A new study identifies 71 plasma proteins tied to diabetic retinal neurodegeneration, leading to a machine learning model that significantly outperforms current risk prediction tools.
A Proteomic Leap Forward in Predicting Diabetic Eye Disease
A study published in PLOS Medicine has identified 71 plasma proteins associated with diabetic retinal neurodegeneration (DRN) and developed a powerful new risk prediction model called Pro-DRN. The research, leveraging data from two major prospective cohorts, represents a significant step toward personalized risk assessment for this common diabetes complication.
Study Design and Key Findings
The study utilized two large-scale cohorts: the Guangzhou Diabetic Eye Study (GDES) , with 1,492 participants for discovery and 1,218 for longitudinal analysis over six years, and the UK Biobank, which provided 502 participants for external validation.
DRN was quantified using the annualized rate of retinal nerve fiber layer thinning, measured via optical coherence tomography (OCT). After adjusting for traditional risk factors (age, sex, smoking, systolic blood pressure, HbA1c, and diabetes duration), the research team identified 71 plasma proteins linked to both the development and progression of DRN.

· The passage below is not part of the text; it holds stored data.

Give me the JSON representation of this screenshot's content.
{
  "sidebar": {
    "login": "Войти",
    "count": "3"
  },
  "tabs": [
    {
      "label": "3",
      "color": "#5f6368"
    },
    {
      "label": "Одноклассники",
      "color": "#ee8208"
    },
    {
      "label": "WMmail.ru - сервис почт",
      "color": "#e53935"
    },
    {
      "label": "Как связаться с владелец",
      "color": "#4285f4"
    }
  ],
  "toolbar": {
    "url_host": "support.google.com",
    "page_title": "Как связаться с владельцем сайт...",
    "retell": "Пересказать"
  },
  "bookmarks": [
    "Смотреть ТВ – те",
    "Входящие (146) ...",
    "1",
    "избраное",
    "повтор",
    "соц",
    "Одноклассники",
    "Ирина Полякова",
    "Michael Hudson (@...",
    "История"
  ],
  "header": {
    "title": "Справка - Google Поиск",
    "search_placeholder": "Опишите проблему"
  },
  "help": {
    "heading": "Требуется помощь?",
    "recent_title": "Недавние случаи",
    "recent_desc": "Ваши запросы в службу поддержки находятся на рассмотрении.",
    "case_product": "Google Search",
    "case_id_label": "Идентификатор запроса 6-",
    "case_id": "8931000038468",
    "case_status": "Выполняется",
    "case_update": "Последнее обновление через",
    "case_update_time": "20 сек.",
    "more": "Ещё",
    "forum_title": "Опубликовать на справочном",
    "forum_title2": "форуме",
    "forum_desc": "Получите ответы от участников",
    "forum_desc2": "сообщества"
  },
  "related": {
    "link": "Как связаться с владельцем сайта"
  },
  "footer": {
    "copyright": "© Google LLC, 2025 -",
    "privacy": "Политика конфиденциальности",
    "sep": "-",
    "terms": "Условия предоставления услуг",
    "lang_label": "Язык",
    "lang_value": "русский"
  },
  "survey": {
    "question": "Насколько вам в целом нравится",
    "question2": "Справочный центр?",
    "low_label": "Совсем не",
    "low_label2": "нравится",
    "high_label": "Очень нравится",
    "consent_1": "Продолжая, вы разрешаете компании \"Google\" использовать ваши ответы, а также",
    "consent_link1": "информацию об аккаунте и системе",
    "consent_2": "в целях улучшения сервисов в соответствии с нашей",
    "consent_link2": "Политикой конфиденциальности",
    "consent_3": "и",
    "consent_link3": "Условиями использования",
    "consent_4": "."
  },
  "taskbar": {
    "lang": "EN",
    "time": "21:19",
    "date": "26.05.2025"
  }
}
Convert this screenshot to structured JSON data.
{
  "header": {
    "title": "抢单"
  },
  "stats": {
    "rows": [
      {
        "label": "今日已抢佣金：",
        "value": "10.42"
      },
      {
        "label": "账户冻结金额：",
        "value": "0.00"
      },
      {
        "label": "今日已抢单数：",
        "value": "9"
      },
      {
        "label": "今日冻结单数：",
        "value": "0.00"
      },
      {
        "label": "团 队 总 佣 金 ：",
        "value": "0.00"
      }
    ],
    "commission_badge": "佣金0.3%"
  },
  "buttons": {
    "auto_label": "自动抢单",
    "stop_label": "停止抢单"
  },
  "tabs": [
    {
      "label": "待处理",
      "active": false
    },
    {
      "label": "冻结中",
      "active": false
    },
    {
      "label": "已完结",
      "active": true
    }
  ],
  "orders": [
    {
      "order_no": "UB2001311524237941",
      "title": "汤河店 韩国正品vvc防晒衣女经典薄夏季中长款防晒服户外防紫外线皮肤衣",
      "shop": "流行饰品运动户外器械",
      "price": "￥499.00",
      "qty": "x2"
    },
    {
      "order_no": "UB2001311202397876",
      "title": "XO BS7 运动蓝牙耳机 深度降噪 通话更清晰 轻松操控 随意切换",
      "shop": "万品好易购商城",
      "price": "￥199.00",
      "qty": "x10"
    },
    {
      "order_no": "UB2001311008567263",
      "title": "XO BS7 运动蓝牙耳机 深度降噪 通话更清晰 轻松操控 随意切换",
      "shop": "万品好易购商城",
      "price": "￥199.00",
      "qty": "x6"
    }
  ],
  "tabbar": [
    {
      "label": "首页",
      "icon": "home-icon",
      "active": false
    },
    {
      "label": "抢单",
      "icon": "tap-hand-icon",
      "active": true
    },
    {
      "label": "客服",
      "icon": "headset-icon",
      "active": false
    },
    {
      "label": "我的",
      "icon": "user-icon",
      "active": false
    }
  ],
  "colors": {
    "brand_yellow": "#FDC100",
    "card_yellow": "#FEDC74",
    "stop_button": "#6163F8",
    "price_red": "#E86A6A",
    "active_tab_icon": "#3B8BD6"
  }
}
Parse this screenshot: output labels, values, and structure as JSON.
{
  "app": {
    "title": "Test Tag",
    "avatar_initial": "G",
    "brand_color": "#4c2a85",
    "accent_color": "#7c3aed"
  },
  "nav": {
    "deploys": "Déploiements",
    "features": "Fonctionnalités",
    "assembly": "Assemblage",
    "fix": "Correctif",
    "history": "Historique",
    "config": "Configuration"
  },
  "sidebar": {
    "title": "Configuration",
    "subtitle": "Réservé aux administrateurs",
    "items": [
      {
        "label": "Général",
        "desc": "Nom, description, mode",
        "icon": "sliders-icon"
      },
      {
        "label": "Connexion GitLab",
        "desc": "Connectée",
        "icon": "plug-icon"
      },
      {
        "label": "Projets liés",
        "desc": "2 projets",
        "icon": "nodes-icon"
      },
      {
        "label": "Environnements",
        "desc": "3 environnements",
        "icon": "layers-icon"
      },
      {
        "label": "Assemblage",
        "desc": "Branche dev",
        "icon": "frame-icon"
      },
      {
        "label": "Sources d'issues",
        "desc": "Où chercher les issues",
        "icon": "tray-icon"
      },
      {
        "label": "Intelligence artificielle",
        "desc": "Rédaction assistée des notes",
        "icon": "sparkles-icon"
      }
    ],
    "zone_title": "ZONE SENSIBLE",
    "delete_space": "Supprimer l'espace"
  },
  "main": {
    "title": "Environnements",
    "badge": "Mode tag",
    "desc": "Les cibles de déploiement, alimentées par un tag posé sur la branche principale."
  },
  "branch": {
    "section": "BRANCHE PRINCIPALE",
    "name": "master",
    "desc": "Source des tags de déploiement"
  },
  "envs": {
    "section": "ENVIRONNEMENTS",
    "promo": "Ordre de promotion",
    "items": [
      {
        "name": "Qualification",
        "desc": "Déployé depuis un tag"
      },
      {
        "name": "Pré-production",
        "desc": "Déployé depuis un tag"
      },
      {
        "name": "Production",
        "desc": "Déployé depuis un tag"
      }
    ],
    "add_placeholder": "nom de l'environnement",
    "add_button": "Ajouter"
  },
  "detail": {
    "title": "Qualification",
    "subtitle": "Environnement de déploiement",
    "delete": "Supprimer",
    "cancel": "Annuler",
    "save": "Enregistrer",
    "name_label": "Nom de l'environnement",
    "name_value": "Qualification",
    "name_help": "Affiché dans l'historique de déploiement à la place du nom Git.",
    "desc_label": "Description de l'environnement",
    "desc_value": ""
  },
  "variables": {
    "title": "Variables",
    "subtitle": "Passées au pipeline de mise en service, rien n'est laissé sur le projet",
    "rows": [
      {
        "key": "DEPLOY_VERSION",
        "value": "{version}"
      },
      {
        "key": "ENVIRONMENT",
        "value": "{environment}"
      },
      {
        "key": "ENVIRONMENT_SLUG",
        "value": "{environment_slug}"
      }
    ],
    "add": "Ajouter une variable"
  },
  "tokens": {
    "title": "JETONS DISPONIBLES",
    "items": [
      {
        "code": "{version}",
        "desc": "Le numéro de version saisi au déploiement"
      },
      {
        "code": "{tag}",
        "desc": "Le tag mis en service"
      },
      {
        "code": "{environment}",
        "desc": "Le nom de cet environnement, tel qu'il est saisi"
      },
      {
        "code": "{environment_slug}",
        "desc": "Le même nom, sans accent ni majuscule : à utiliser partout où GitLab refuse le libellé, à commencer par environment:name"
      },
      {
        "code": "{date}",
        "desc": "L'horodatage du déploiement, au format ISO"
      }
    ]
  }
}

The biological pathways involved include inflammatory immune recruitment, extracellular matrix remodeling, and microvascular homeostasis.
The Pro-DRN Model: Unprecedented Accuracy
The Pro-DRN model, built using machine learning algorithms like XGBoost and LightGBM, demonstrated remarkable predictive power. On an independent test set, it achieved a C-index of 0.860. This performance improved dramatically to 0.908 when combined with standard clinical variables.
Compared to six conventional models, Pro-DRN showed substantial improvement in discrimination (ΔC-index 0.137–0.159) and reclassification (IDI 0.212–0.245; NRI 0.226–0.452).
Key Predictive Proteins and Clinical Application
The study highlighted three key predictive proteins: ACTA2, COL6A3, and HSPG2. The final, locked model has been deployed as an interactive, web-based risk assessment tool for potential clinical use.
Cross-ethnic validation in the UK Biobank successfully reproduced core protein signals and consistent effect directions, supporting the model's broader applicability.
Study Limitations
The authors acknowledge several limitations:
- Proteomic assessment was conducted at a single time point.
- Plasma protein levels may not fully reflect local retinal expression.
- The RNFL measurement region differed between cohorts (peripapillary vs. macular).